Malay Mail Online reported last week Azhar telling a public forum in Universiti Malaya that the Kelantan hudud implementation committee in which he sits that an unnamed group of medical specialists, which included a surgeon and an anaesthetist, had offered their services to carry out the Shariah corporal penalties.

“For the Muslim doctor society, they see the punishment as not contradicting to their profession as doctors, to amputate patients and convicted criminals. Because to them it is a responsibility,” Azhar told the organised by University of Malaya Muslim Students Association on April 1.

“If they are given the mandate, elected by the sultan, then at that time maybe they will choose to resign temporarily while they administer the punishment,” he added.

It is unclear how the Muslim doctors can quit their profession “temporarily” as Azhar did not elaborate.

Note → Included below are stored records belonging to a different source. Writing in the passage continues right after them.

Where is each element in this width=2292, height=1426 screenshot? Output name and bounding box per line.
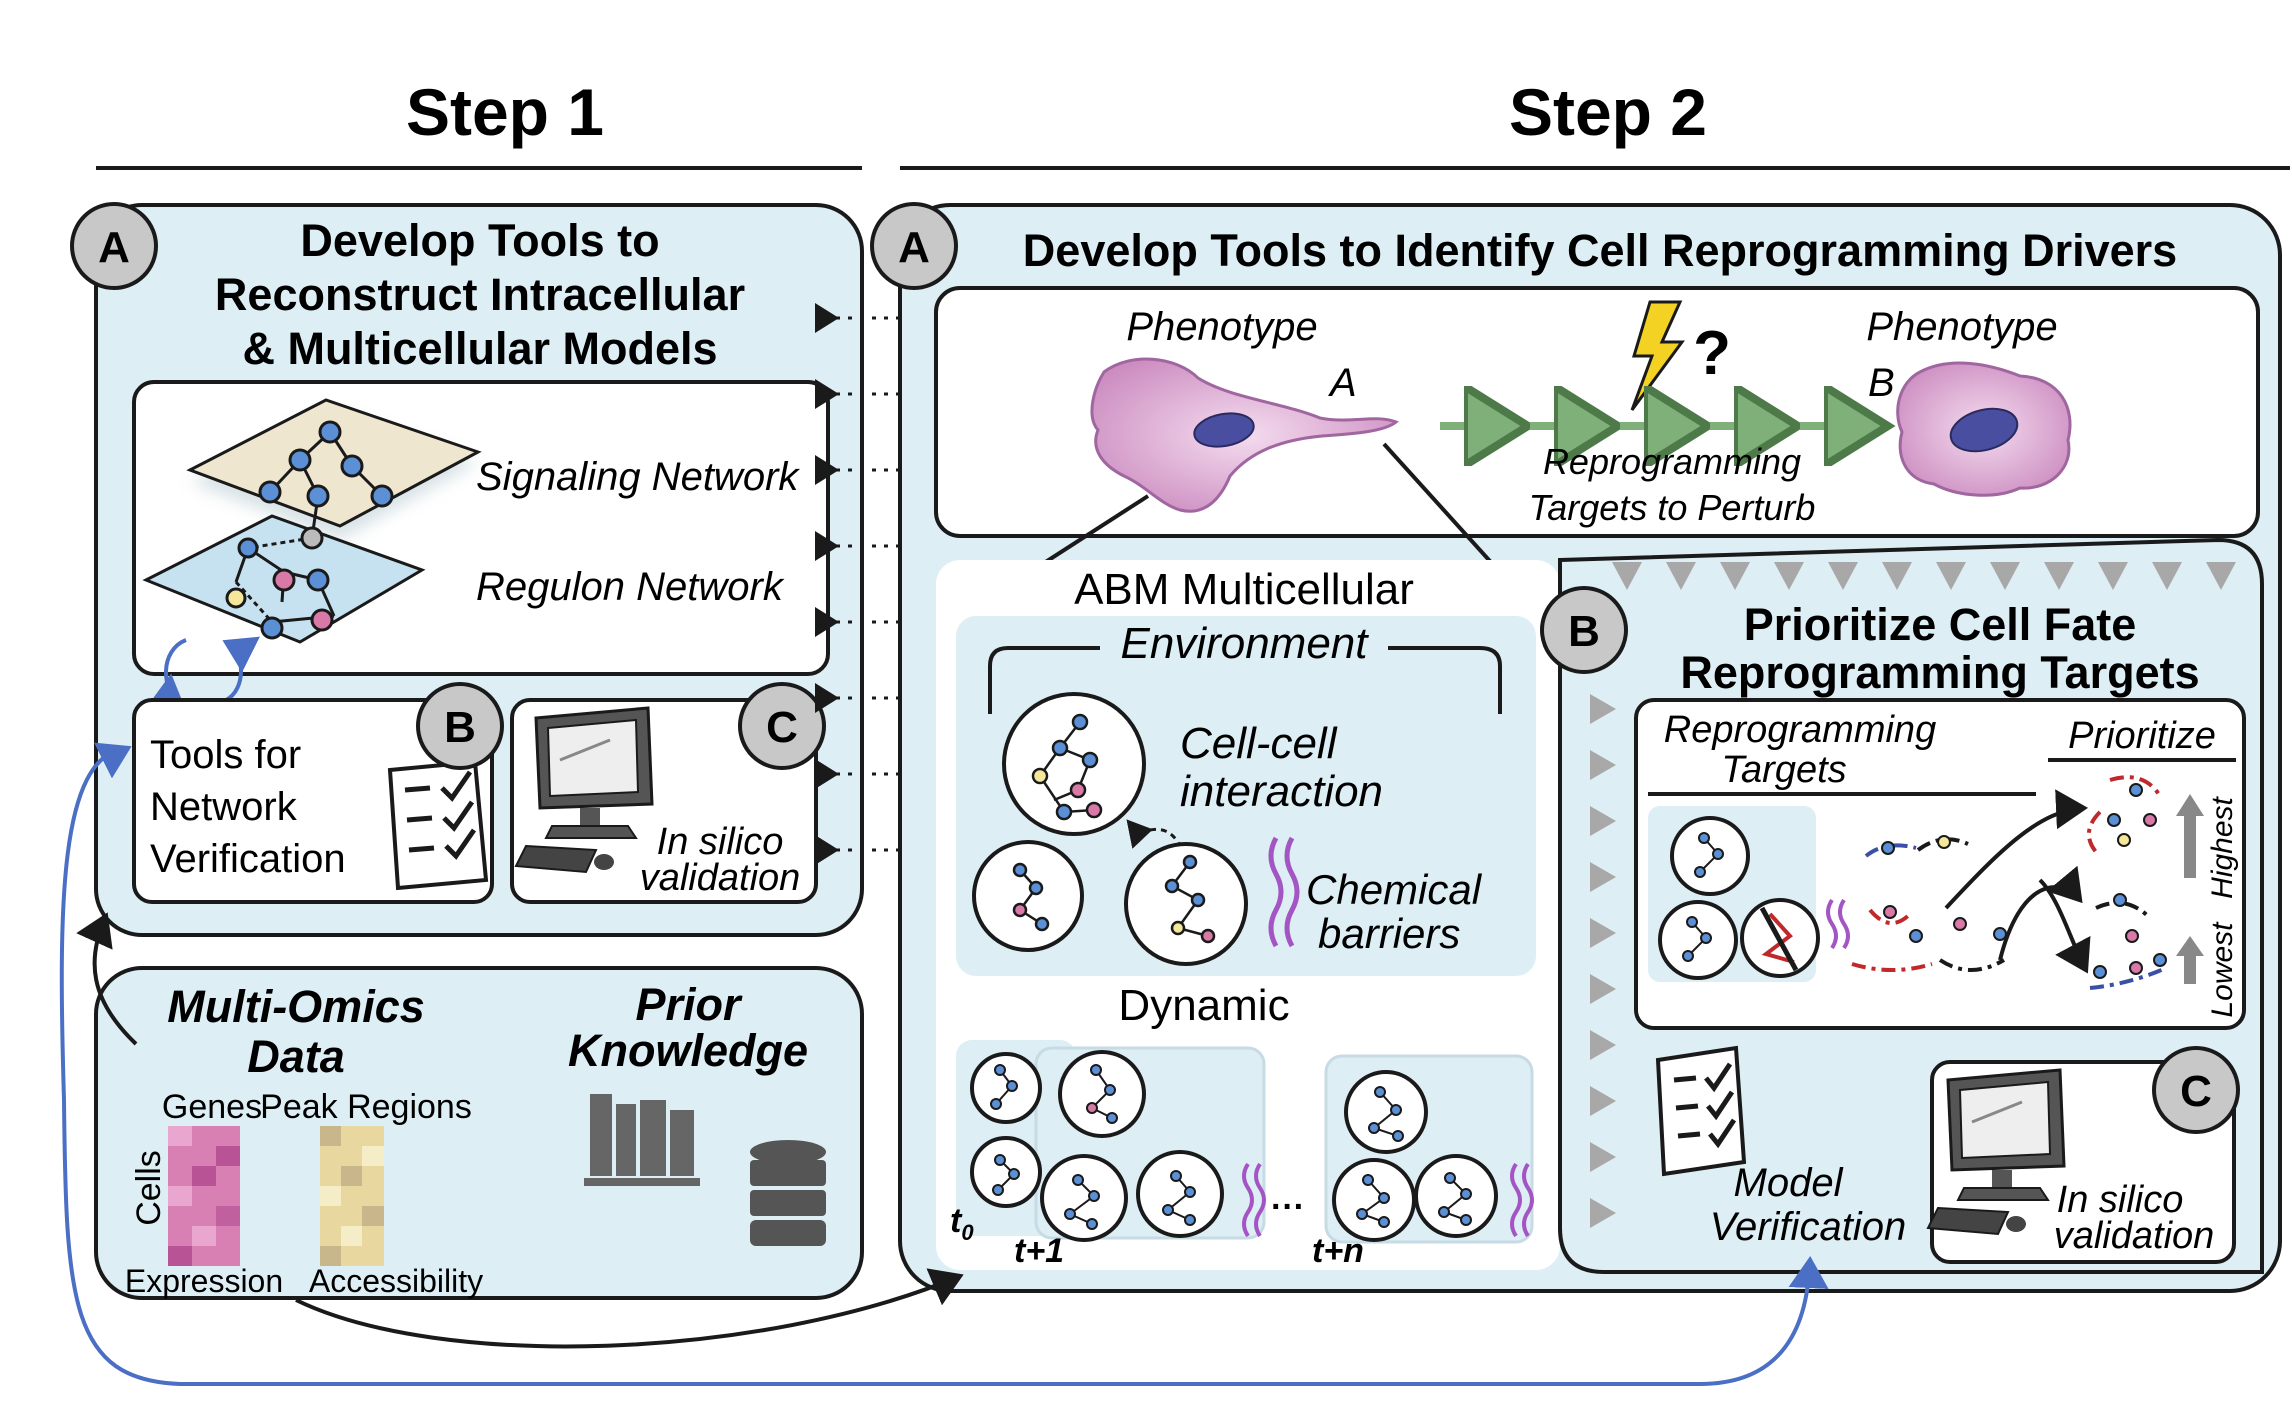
chemical-barrier-waves	[1268, 836, 1300, 948]
prior-knowledge-line1: Prior	[635, 979, 743, 1030]
multi-omics-line2: Data	[247, 1031, 345, 1082]
ellipsis-label: ···	[1271, 1188, 1305, 1226]
t1-label: t+1	[1014, 1232, 1064, 1270]
tn-label: t+n	[1312, 1232, 1364, 1270]
dynamic-cells	[970, 1050, 1498, 1242]
accessibility-label: Accessibility	[309, 1263, 483, 1299]
svg-text:A: A	[98, 223, 130, 272]
prioritize-title-line1: Prioritize Cell Fate	[1744, 599, 2137, 650]
highest-label: Highest	[2206, 795, 2239, 898]
lowest-label: Lowest	[2206, 921, 2239, 1018]
abm-cell-networks	[1012, 713, 1216, 944]
step1-a-title-line3: & Multicellular Models	[242, 323, 717, 374]
reprog-targets-line1: Reprogramming	[1664, 709, 1936, 751]
expression-heatmap	[168, 1126, 240, 1266]
network-layers-illustration	[142, 398, 482, 644]
prioritize-title-line2: Reprogramming Targets	[1680, 647, 2199, 698]
dynamic-cell-networks	[990, 1064, 1472, 1230]
environment-label: Environment	[1120, 619, 1369, 668]
verification-tools-line2: Network	[150, 785, 298, 829]
dynamic-label: Dynamic	[1118, 981, 1289, 1030]
reprog-targets-line2: Targets	[1721, 749, 1846, 791]
environment-bracket	[988, 646, 1502, 714]
priority-scale	[2176, 794, 2204, 984]
lightning-icon	[1630, 300, 1685, 411]
chemical-barriers-line2: barriers	[1318, 910, 1460, 957]
signaling-network-label: Signaling Network	[476, 455, 800, 499]
targets-cell-networks	[1682, 832, 1724, 962]
network-box	[132, 380, 830, 676]
badge-step2-b: B	[1540, 586, 1628, 674]
target-molecules	[1851, 775, 2167, 990]
arrow-data-to-step2	[295, 1268, 964, 1349]
prioritize-label: Prioritize	[2068, 715, 2216, 757]
step2-heading: Step 2	[1509, 75, 1707, 149]
svg-text:C: C	[766, 703, 798, 752]
cell-phenotype-b	[1896, 361, 2072, 497]
in-silico-step1-line2: validation	[640, 857, 801, 899]
reprogramming-targets-line2: Targets to Perturb	[1529, 487, 1816, 528]
targets-barrier-waves	[1826, 898, 1850, 950]
cell-phenotype-a	[1090, 357, 1399, 513]
step2-a-title: Develop Tools to Identify Cell Reprogram…	[1023, 225, 2177, 276]
multi-omics-line1: Multi-Omics	[167, 981, 425, 1032]
badge-step1-b: B	[416, 682, 504, 770]
badge-step2-c: C	[2152, 1046, 2240, 1134]
model-verification-line2: Verification	[1710, 1205, 1906, 1249]
reprogramming-targets-line1: Reprogramming	[1543, 441, 1801, 482]
in-silico-step2-line1: In silico	[2057, 1179, 2184, 1221]
accessibility-heatmap	[320, 1126, 384, 1266]
grey-triangle-column	[1590, 694, 1616, 1228]
in-silico-step2-line2: validation	[2054, 1215, 2215, 1257]
data-panel	[94, 966, 864, 1300]
svg-text:A: A	[898, 223, 930, 272]
model-verification-line1: Model	[1734, 1161, 1844, 1205]
step1-a-title-line1: Develop Tools to	[300, 215, 659, 266]
phenotype-b-letter: B	[1868, 361, 1895, 405]
cell-cell-line2: interaction	[1180, 767, 1383, 816]
chemical-barriers-line1: Chemical	[1306, 866, 1483, 913]
model-checklist-icon	[1655, 1045, 1747, 1177]
expression-label: Expression	[125, 1263, 283, 1299]
question-mark: ?	[1693, 319, 1731, 388]
svg-text:B: B	[1568, 607, 1600, 656]
abm-cells	[972, 692, 1248, 966]
arrow-blue-entry	[94, 742, 132, 779]
step1-heading: Step 1	[406, 75, 604, 149]
database-icon	[750, 1140, 826, 1246]
checklist-icon	[387, 759, 489, 891]
cell-interaction-arrow	[1126, 819, 1182, 849]
peak-regions-label: Peak Regions	[260, 1088, 472, 1126]
phenotype-a-label: Phenotype	[1126, 305, 1317, 349]
in-silico-step1-line1: In silico	[657, 821, 784, 863]
prior-knowledge-line2: Knowledge	[568, 1025, 808, 1076]
computer-icon	[514, 706, 654, 874]
svg-text:B: B	[444, 703, 476, 752]
abm-multicellular-label: ABM Multicellular	[1074, 565, 1414, 614]
badge-step2-a: A	[870, 202, 958, 290]
computer-icon-step2	[1926, 1068, 2066, 1236]
verification-tools-line3: Verification	[150, 837, 346, 881]
dynamic-barrier-waves	[1242, 1162, 1534, 1238]
perturbed-network	[1759, 906, 1799, 972]
phenotype-b-label: Phenotype	[1866, 305, 2057, 349]
badge-step1-c: C	[738, 682, 826, 770]
verification-tools-line1: Tools for	[150, 733, 301, 777]
genes-label: Genes	[162, 1088, 262, 1126]
arrow-data-to-panel-a	[76, 912, 138, 1046]
phenotype-a-letter: A	[1328, 361, 1357, 405]
regulon-network-label: Regulon Network	[476, 565, 785, 609]
t0-label: t0	[950, 1202, 974, 1245]
books-icon	[584, 1094, 700, 1186]
step1-a-title-line2: Reconstruct Intracellular	[215, 269, 745, 320]
cell-cell-line1: Cell-cell	[1180, 719, 1338, 768]
badge-step1-a: A	[70, 202, 158, 290]
targets-cells	[1658, 816, 1820, 980]
grey-triangle-row	[1612, 562, 2236, 590]
prioritize-arrows	[1944, 789, 2091, 974]
svg-text:C: C	[2180, 1067, 2212, 1116]
cells-label: Cells	[130, 1150, 168, 1226]
arrow-blue-feedback	[59, 746, 1829, 1386]
target-molecule-dots	[1881, 783, 2167, 979]
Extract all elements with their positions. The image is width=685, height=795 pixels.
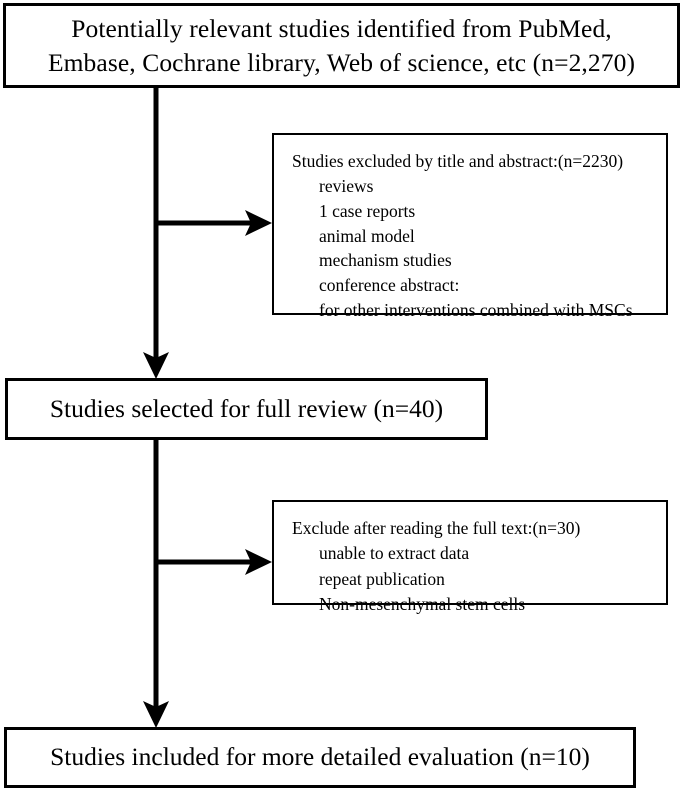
connector-selected-to-included bbox=[143, 440, 169, 728]
box-studies-identified-text: Potentially relevant studies identified … bbox=[34, 12, 649, 80]
connector-branch-to-excluded-full-text bbox=[156, 549, 272, 575]
box-studies-included-text: Studies included for more detailed evalu… bbox=[50, 742, 590, 772]
excluded-title-abstract-item: animal model bbox=[319, 225, 415, 246]
excluded-full-text-heading: Exclude after reading the full text:(n=3… bbox=[292, 518, 581, 538]
excluded-title-abstract-item: for other interventions combined with MS… bbox=[319, 300, 633, 321]
box-excluded-by-title-and-abstract: Studies excluded by title and abstract:(… bbox=[272, 133, 668, 320]
excluded-title-abstract-heading: Studies excluded by title and abstract:(… bbox=[292, 151, 624, 171]
box-studies-identified: Potentially relevant studies identified … bbox=[3, 3, 680, 88]
box-studies-selected-text: Studies selected for full review (n=40) bbox=[49, 393, 444, 423]
identified-line-1: Potentially relevant studies identified … bbox=[71, 13, 612, 43]
box-excluded-after-full-text: Exclude after reading the full text:(n=3… bbox=[272, 500, 668, 614]
identified-line-2: Embase, Cochrane library, Web of science… bbox=[47, 47, 636, 77]
connector-branch-to-excluded-title-abstract bbox=[156, 210, 272, 236]
excluded-title-abstract-item: 1 case reports bbox=[319, 200, 416, 221]
box-studies-selected-for-full-review: Studies selected for full review (n=40) bbox=[5, 378, 488, 440]
excluded-full-text-item: repeat publication bbox=[319, 568, 445, 589]
excluded-full-text-item: Non-mesenchymal stem cells bbox=[319, 594, 526, 615]
connector-identified-to-selected bbox=[143, 88, 169, 379]
excluded-title-abstract-item: conference abstract: bbox=[319, 275, 460, 296]
box-studies-included: Studies included for more detailed evalu… bbox=[4, 727, 636, 788]
excluded-title-abstract-item: reviews bbox=[319, 175, 374, 196]
excluded-title-abstract-item: mechanism studies bbox=[319, 250, 452, 271]
excluded-full-text-item: unable to extract data bbox=[319, 543, 470, 564]
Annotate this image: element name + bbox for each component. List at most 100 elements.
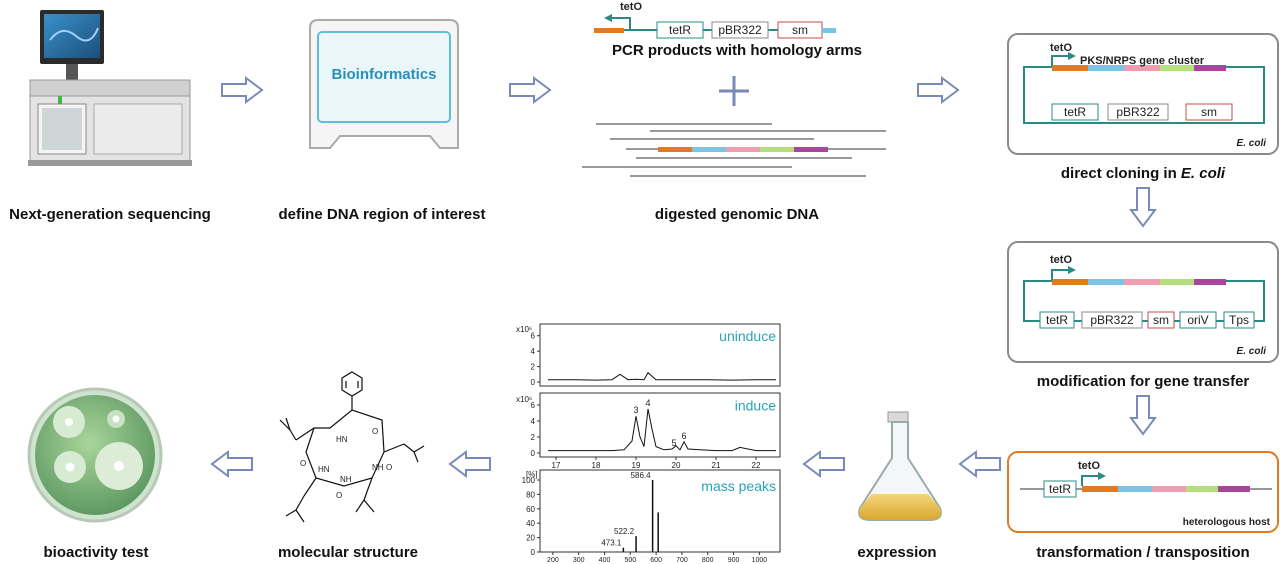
x-tick-label: 700 <box>676 557 688 564</box>
pBR322-label-pcr: pBR322 <box>718 23 762 37</box>
bioactivity-caption: bioactivity test <box>43 544 148 561</box>
y-tick-label: 6 <box>531 332 536 341</box>
petri-dish <box>27 387 163 523</box>
sequencer-illustration <box>28 10 192 166</box>
svg-text:NH: NH <box>340 475 352 484</box>
hplc-ms-charts: uninduce x10⁶ 0 2 4 6 induce x10⁶ 0 2 4 6 17 18… <box>516 323 781 564</box>
peak-annotation: 6 <box>681 431 686 441</box>
modification-box: tetO tetR pBR322 sm oriV Tps E. coli <box>1007 241 1279 363</box>
direct-cloning-caption: direct cloning in E. coli <box>1061 165 1226 182</box>
chart-induce-ylabel: x10⁶ <box>516 395 532 404</box>
molecular-atom-labels: HN O O HN NH NH O O <box>300 427 392 500</box>
x-tick-label: 800 <box>702 557 714 564</box>
tetO-label-cloning: tetO <box>1050 42 1072 54</box>
sm-label-pcr: sm <box>792 23 808 37</box>
chart-induce-frame <box>539 392 781 458</box>
plus-sign <box>719 76 749 106</box>
y-tick-label: 80 <box>526 490 535 499</box>
peak-annotation: 3 <box>633 405 638 415</box>
oriV-label: oriV <box>1187 313 1208 327</box>
sm-label-modification: sm <box>1153 313 1169 327</box>
x-tick-label: 18 <box>592 461 601 470</box>
modification-caption: modification for gene transfer <box>1037 373 1250 390</box>
arrow-left-4 <box>210 450 253 478</box>
transformation-caption: transformation / transposition <box>1036 544 1249 561</box>
mass-peak-label: 473.1 <box>601 539 622 548</box>
tetO-label-transformation: tetO <box>1078 460 1100 472</box>
tetO-label-modification: tetO <box>1050 254 1072 266</box>
molecular-structure <box>279 371 425 523</box>
y-tick-label: 0 <box>531 548 536 557</box>
tetR-label-pcr: tetR <box>669 23 691 37</box>
y-tick-label: 2 <box>531 363 536 372</box>
arrow-left-1 <box>958 450 1001 478</box>
arrow-left-2 <box>802 450 845 478</box>
peak-annotation: 4 <box>645 398 650 408</box>
x-tick-label: 19 <box>632 461 641 470</box>
arrow-right-2 <box>509 76 552 104</box>
sm-label-cloning: sm <box>1201 105 1217 119</box>
digested-caption: digested genomic DNA <box>655 206 819 223</box>
chart-uninduce-ylabel: x10⁶ <box>516 325 532 334</box>
y-tick-label: 60 <box>526 505 535 514</box>
chart-mass-frame <box>539 469 781 553</box>
svg-text:O: O <box>336 491 342 500</box>
ngs-caption: Next-generation sequencing <box>9 206 211 223</box>
pBR322-label-modification: pBR322 <box>1090 313 1134 327</box>
ecoli-label-cloning: E. coli <box>1237 138 1267 149</box>
bioinformatics-screen: Bioinformatics <box>309 19 459 149</box>
chart-uninduce-frame <box>539 323 781 387</box>
tetO-label-pcr: tetO <box>620 1 642 13</box>
digested-dna-fragments <box>582 123 886 177</box>
y-tick-label: 100 <box>522 476 536 485</box>
x-tick-label: 20 <box>672 461 681 470</box>
define-caption: define DNA region of interest <box>279 206 486 223</box>
pBR322-label-cloning: pBR322 <box>1116 105 1160 119</box>
x-tick-label: 21 <box>712 461 721 470</box>
tetR-label-transformation: tetR <box>1049 482 1071 496</box>
chart-induce-title: induce <box>735 397 776 413</box>
peak-annotation: 5 <box>671 438 676 448</box>
svg-text:NH: NH <box>372 463 384 472</box>
flow-arrows <box>210 76 1157 478</box>
x-tick-label: 200 <box>547 557 559 564</box>
ecoli-label-modification: E. coli <box>1237 346 1267 357</box>
arrow-right-3 <box>917 76 960 104</box>
y-tick-label: 40 <box>526 519 535 528</box>
x-tick-label: 17 <box>552 461 561 470</box>
y-tick-label: 4 <box>531 417 536 426</box>
chart-uninduce-series <box>548 371 776 381</box>
expression-caption: expression <box>857 544 936 561</box>
tetR-label-modification: tetR <box>1046 313 1068 327</box>
y-tick-label: 2 <box>531 433 536 442</box>
x-tick-label: 600 <box>650 557 662 564</box>
pcr-caption: PCR products with homology arms <box>612 42 862 59</box>
chart-uninduce-title: uninduce <box>719 328 776 344</box>
x-tick-label: 22 <box>752 461 761 470</box>
svg-text:HN: HN <box>336 435 348 444</box>
svg-text:HN: HN <box>318 465 330 474</box>
x-tick-label: 900 <box>728 557 740 564</box>
y-tick-label: 0 <box>531 449 536 458</box>
pks-label-cloning: PKS/NRPS gene cluster <box>1080 55 1205 67</box>
arrow-right-1 <box>221 76 264 104</box>
Tps-label: Tps <box>1229 313 1249 327</box>
host-label: heterologous host <box>1183 517 1271 528</box>
arrow-left-3 <box>448 450 491 478</box>
flask-illustration <box>858 411 942 521</box>
y-tick-label: 20 <box>526 534 535 543</box>
chart-mass-title: mass peaks <box>701 478 776 494</box>
direct-cloning-box: tetO PKS/NRPS gene cluster tetR pBR322 s… <box>1007 33 1279 155</box>
x-tick-label: 1000 <box>752 557 768 564</box>
tetR-label-cloning: tetR <box>1064 105 1086 119</box>
chart-induce-series <box>548 408 776 452</box>
x-tick-label: 500 <box>624 557 636 564</box>
chart-mass-ylabel: [%] <box>526 470 538 479</box>
bioinformatics-label: Bioinformatics <box>331 66 436 83</box>
arrow-down-1 <box>1129 187 1157 228</box>
x-tick-label: 300 <box>573 557 585 564</box>
arrow-down-2 <box>1129 395 1157 436</box>
x-tick-label: 400 <box>599 557 611 564</box>
mass-peak-label: 586.4 <box>631 471 652 480</box>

Last year, the Malaysian Medical Association vowed it will seek to disqualify surgeons who perform the unethical amputations on criminals convicted under hudud in Kelantan, and warned that it will lodge police reports against non-doctors performing the punishment.

Under Kelantan’s hudud law, the offences of theft (sariqah) and robbery (hirabah) can be punishable by amputation of a limb.

Despite that, Azhar sought to allay the public’s fears by claiming that Kelantan wishes to implement the controversial Islamic criminal law in stages.

He reiterated the state government’s explanation that the first stage of punishments will only involve whipping, which is prescribed for Islamic crimes such as alcohol consumption (syurb), illicit sex (zina), false accusation of zina (qazaf), and anal sex (liwat).

The more extreme punishments under the Shariah penal code that have been passed in the Kelantan assembly include stoning to death and crucifixion, apart from amputations.